Au moment où de grands conglomérats industriels comme General Electric (« Narrow Moat ») annoncent leur intention de séparer en activités indépendantes, le groupe Bouygues (« No Moat ») renforce son profil multi-métiers (construction, route, télécommunications, médias, immobilier).
Il déploie son capital pour renforcer son pôle construction, autour des services multi-techniques, avec le rachat de la société Equans auprès de l’énergéticien Engie (« No Moat »).
Sanction boursière
Lorsque Bouygues a émergé comme le vainqueur du processus d’enchères, son cours de Bourse a plongé. Il y a plusieurs raisons à cela.

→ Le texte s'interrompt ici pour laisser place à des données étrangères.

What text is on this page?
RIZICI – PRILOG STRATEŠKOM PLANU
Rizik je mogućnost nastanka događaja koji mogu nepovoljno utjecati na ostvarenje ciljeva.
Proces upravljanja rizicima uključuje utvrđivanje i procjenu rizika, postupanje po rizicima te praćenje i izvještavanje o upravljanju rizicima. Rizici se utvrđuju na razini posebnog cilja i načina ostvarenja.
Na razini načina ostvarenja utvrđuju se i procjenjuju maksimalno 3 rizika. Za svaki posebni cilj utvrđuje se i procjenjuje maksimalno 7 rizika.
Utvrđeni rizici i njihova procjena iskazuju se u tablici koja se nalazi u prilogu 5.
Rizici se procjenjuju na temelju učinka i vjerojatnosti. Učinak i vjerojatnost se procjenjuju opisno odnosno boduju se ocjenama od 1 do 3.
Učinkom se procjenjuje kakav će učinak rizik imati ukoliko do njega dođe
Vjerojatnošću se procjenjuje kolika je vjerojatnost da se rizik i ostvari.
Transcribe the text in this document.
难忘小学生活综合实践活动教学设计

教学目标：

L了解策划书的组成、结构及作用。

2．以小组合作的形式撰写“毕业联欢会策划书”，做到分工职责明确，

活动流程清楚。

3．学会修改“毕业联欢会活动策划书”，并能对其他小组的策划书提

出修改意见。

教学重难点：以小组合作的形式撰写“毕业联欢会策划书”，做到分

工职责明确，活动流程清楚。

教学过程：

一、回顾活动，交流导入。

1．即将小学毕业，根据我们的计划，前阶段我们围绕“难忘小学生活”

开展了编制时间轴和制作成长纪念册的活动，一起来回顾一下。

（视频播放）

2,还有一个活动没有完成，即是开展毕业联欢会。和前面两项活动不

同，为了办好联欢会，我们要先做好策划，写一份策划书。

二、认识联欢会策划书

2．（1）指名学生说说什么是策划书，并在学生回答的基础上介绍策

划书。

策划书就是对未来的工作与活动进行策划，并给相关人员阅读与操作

Tout d’abord, l’opération est assez chèrement payée et a conduit l’analyste de Morningstar, Javier Correonero, à abaisser son estimation de juste valeur de Bouygues à 35 euros par action. Bouygues débourse 7,1 milliards d’euros alors que le marché tablait sur une transaction autour de 5-6 milliards d’euros.
Ensuite, la taille de la transaction a fait craindre des difficultés d’intégration. Il s’agit de la plus grosse acquisition dans l’histoire du groupe. Même si les ratios d’endettement de Bouygues restent raisonnables après la transaction, la bonne intégration d’Equans constitue à la fois un enjeu social, opérationnel et financier majeur pour le groupe diversifié.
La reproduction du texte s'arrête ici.